Если бы я не ждал Арсена Люпена, то ни за что не узнал бы его в этом образе пожилого вояки-отставника.

— Что случилось? — переспросил я. — Да ничего особенного, просто занятное совпадение. Я знаю, вы любите вмешиваться во всякие таинственные происшествия не меньше, чем подстраивать их самому…

— И что же?

— Вы очень спешите?

— Да, спешу, если совпадение, о котором идет речь, не стоит того, чтобы им заняться. Так что ближе к делу.

— Ближе к делу? Пожалуйста. И для начала будьте добры взглянуть на эту картину — я купил ее на прошлой неделе в одной пропыленной лавчонке на левом берегу. Меня прельстила ампирная рама с двойными пальметтками, сама-то картина убогая.

— И впрямь не бог весть что, — изрек Люпен после недолгого молчания, — но сюжет не лишен известной прелести… Уголок старого двора — ротонда, греческая колоннада, солнечные часы, бассейн, полуразрушенный колодец с крышей во вкусе Ренессанса, со ступенями и каменной скамьей — все это вполне живописно.

— К тому же это подлинник, — добавил я. — Каковы бы ни были достоинства и недостатки полотна, оно никогда не разлучалось со своей ампирной рамой. Да тут и дата обозначена. Смотрите, внизу слева красные цифры: пятнадцать — четыре — два; несомненно, они означают пятнадцатое апреля тысяча восемьсот второго года.

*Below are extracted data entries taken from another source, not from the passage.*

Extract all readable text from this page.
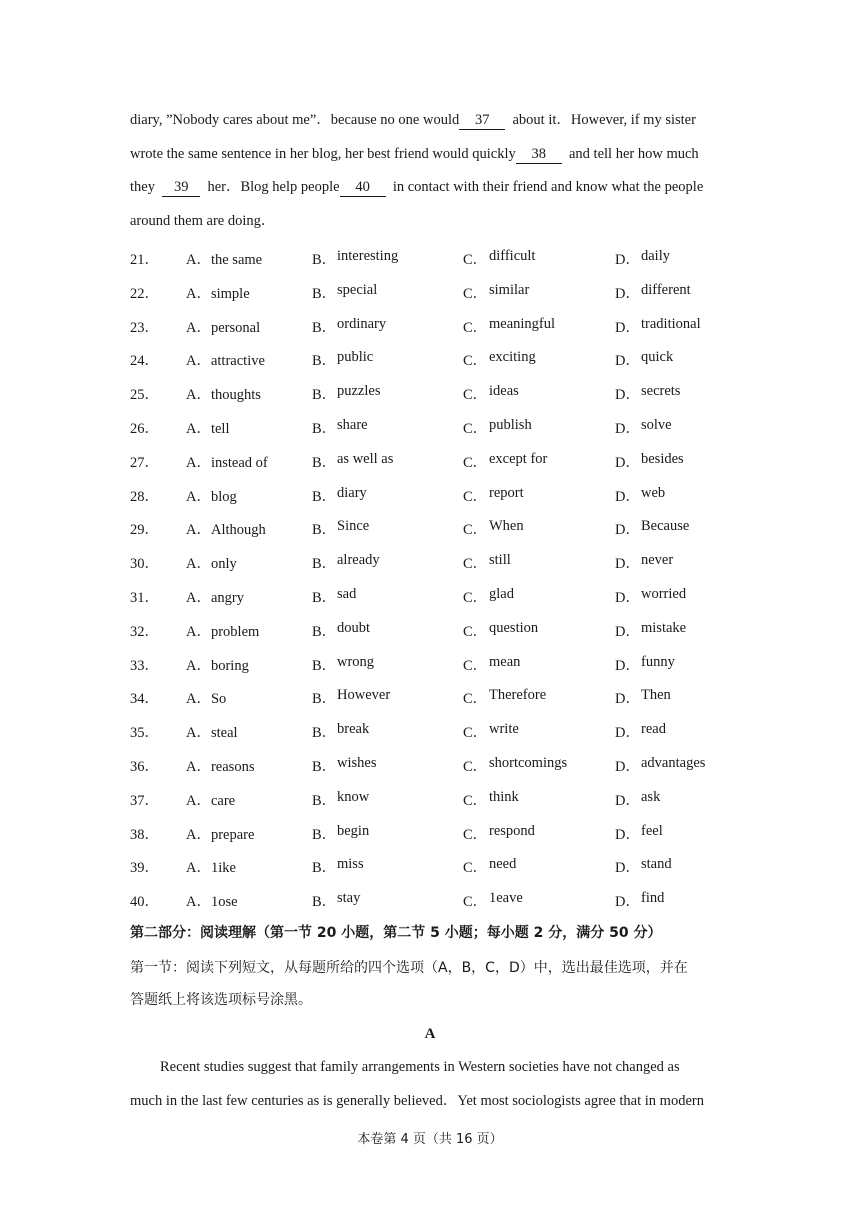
diary, ”Nobody cares about me”．because no one would 37 about it．However, if my sister
wrote the same sentence in her blog, her best friend would quickly 38 and tell her how much
they 39 her．Blog help people 40 in contact with their friend and know what the people
around them are doing．
21． A．the same	B． interesting	C． difficult	D． daily
22． A．simple	B． special	C． similar	D． different
23． A．personal	B． ordinary	C． meaningful	D． traditional
24． A．attractive	B． public	C． exciting	D． quick
25． A．thoughts	B． puzzles	C． ideas	D． secrets
26． A．tell	B． share	C． publish	D． solve
27． A．instead of	B． as well as	C． except for	D． besides
28． A．blog	B． diary	C． report	D． web
29． A．Although	B． Since	C． When	D． Because
30． A．only	B． already	C． still	D． never
31． A．angry	B． sad	C． glad	D． worried
32． A．problem	B． doubt	C． question	D． mistake
33． A．boring	B． wrong	C． mean	D． funny
34． A．So	B． However	C． Therefore	D． Then
35． A．steal	B． break	C． write	D． read
36． A．reasons	B． wishes	C． shortcomings	D． advantages
37． A．care	B． know	C． think	D． ask
38． A．prepare	B． begin	C． respond	D． feel
39． A．1ike	B． miss	C． need	D． stand
40． A．1ose	B． stay	C． 1eave	D． find
第二部分：阅读理解（第一节 20 小题，第二节 5 小题；每小题 2 分，满分 50 分）
第一节：阅读下列短文，从每题所给的四个选项（A，B，C，D）中，选出最佳选项，并在
答题纸上将该选项标号涂黑。
A
Recent studies suggest that family arrangements in Western societies have not changed as
much in the last few centuries as is generally believed．Yet most sociologists agree that in modern
本卷第 4 页（共 16 页）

— И впрямь! Но вы упомянули о каком-то совпадении, а я покуда не понимаю…

Я достал из угла подзорную трубу, укрепил ее на треножнике и через отворенное окно навел на комнатку в доме напротив, которая была видна, поскольку окно в ней также было отворено. Затем я пригласил Люпена взглянуть.

Он наклонился. Лучи солнца, падавшие в это время дня наискось, освещали простую мебель красного дерева, большую кровать и детскую кроватку с кретоновыми занавесками.

— А, — внезапно проговорил Люпен, — такая же картина!

— Точь-в-точь такая же, — подтвердил я. — И дата совпадает. Вам видно, там обозначена дата красной краской? Пятнадцать — четыре — два.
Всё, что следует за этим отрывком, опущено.